Media hora después, Jairo apareció en el lugar para acompañar a su amigo, cabizbajo y pensativo. Un timbrazo y su camarada estaba a punto de levantar un vaso de cerveza. No llegó en cinco minutos, porque estaba enemistado con la puntualidad. El hombre recién llegado, traía una cara poco sociable, que Wolfango desconocía. Lo observó con extrañeza porque no hallaba aquella sonrisa característica por ningún lado. Por su expresión vagaba un aire de misterio. Sostenía con fatiga una noticia que debía salir antes de que la cerveza lo borrara.

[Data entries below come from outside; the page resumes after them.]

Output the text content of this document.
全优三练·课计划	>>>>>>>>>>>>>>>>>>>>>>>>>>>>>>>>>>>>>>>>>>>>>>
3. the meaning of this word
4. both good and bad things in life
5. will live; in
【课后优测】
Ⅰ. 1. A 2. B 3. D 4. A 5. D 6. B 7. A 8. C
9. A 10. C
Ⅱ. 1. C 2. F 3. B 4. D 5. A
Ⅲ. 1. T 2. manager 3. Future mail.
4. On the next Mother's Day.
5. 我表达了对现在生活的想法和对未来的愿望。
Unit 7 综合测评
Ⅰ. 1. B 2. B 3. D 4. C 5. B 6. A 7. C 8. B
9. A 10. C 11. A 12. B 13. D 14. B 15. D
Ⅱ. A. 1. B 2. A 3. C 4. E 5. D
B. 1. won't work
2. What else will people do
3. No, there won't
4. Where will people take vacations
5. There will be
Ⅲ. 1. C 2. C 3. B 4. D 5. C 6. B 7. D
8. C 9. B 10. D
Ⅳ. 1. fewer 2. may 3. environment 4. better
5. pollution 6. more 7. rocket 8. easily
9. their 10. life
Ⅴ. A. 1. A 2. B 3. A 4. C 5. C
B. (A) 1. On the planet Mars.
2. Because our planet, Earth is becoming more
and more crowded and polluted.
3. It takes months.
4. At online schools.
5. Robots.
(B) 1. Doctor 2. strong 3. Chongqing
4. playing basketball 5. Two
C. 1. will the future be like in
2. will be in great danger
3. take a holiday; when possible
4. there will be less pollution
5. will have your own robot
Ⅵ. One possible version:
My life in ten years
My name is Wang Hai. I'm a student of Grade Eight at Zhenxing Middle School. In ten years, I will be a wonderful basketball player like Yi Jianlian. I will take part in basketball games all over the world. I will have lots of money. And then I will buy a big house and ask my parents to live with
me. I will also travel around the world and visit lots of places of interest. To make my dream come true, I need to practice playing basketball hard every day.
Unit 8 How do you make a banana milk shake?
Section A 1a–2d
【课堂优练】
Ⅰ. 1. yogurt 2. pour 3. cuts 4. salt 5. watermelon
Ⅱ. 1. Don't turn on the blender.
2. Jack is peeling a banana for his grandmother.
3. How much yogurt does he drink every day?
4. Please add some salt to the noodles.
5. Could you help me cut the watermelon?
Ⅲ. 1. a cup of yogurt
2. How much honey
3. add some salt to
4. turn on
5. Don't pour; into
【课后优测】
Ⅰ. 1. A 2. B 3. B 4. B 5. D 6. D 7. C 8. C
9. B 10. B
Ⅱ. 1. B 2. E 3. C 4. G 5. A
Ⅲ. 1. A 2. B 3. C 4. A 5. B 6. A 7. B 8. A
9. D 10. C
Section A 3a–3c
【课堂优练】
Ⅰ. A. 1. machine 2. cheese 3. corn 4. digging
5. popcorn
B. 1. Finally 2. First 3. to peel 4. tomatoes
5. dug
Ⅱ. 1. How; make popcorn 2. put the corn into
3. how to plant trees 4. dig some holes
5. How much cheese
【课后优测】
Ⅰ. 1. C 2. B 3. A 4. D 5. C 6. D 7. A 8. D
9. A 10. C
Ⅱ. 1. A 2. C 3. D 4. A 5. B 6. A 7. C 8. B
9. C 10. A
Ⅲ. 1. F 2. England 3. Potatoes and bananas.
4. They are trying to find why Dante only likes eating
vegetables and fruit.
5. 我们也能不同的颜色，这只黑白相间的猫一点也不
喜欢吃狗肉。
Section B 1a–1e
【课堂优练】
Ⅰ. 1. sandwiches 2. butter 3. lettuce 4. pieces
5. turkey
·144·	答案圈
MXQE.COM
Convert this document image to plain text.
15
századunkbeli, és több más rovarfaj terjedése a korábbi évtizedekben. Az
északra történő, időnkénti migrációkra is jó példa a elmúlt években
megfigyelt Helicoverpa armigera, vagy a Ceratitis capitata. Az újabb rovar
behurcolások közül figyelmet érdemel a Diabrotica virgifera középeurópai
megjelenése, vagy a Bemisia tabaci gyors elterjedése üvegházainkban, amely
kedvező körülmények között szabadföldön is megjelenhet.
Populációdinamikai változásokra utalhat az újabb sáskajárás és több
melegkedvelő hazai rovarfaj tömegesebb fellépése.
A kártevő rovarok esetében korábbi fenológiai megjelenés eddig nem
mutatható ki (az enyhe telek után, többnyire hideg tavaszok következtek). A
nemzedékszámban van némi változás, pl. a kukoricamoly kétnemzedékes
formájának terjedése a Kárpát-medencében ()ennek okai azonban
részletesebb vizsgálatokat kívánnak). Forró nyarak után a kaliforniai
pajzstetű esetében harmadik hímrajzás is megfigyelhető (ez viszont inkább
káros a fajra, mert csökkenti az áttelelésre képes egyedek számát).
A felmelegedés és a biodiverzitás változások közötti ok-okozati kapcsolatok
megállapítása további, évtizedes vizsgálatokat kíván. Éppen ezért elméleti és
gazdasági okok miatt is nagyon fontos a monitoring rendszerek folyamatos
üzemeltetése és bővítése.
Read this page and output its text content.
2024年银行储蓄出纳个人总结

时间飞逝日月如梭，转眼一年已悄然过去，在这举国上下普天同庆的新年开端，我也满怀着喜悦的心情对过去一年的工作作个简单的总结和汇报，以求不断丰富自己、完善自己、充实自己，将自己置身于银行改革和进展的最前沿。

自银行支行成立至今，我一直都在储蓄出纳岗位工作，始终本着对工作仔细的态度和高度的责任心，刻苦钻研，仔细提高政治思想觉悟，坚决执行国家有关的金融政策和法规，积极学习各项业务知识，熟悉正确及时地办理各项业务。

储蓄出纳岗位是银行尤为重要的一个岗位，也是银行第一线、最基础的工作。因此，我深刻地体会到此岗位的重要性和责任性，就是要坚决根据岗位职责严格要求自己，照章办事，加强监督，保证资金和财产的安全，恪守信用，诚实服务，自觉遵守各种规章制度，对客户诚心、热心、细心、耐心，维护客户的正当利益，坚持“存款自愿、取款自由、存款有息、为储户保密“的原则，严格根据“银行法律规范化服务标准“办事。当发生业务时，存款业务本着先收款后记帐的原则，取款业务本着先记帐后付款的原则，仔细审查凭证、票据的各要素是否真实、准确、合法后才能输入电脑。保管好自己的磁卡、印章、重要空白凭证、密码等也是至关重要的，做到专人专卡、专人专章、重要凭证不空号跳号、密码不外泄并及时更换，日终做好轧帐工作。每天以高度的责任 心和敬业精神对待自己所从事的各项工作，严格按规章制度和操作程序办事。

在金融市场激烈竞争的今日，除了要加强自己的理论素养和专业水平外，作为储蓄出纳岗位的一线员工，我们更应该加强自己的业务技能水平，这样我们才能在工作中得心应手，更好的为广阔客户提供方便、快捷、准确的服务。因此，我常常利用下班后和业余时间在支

—Siéntate, General —dijo Wolfango acercando la botella al segundo vaso.   

—Gracias, al menos ya hice la renta. Solo me falta plata para el trago —le respondió Jairo que luchaba con la intriga para poder sonreír.   

—Bebe, que ya está pagado —replicó Wolfango apoyando los brazos en la mesa.   

—Antes de nada, te tengo noticias, camarada —atacó Jairo aguantando las ganas de beber.   

—¿Buenas o malas?   

—Creo que no es tu día de suerte.  

—Oye, General, hace tiempo que no escucho algo bueno salir de tu boca.  

—Escúchame... Primero, me enteré que don Basilio ya se recuperó. ¡Estás en problemas!   

—¡Qué maldito! ¿Algo más? No creo que me digas algo peor que eso.   

—Lo segundo es que...   

—Pero que sea bueno, por amor a Dios.   

—Es bueno para alguien, no para ti.   

—¿A qué te refieres?   

—Es bueno para tu mujer...  

—¿Qué pasa con ella?   

—¡Hace media hora vi a tu esposa subirse a un coche!  

—Ah, no empieces con tus tonterías.   

—Escúchame, cojudo... Se subió a un Nissan Sentra. ¿Te suena por ahí?   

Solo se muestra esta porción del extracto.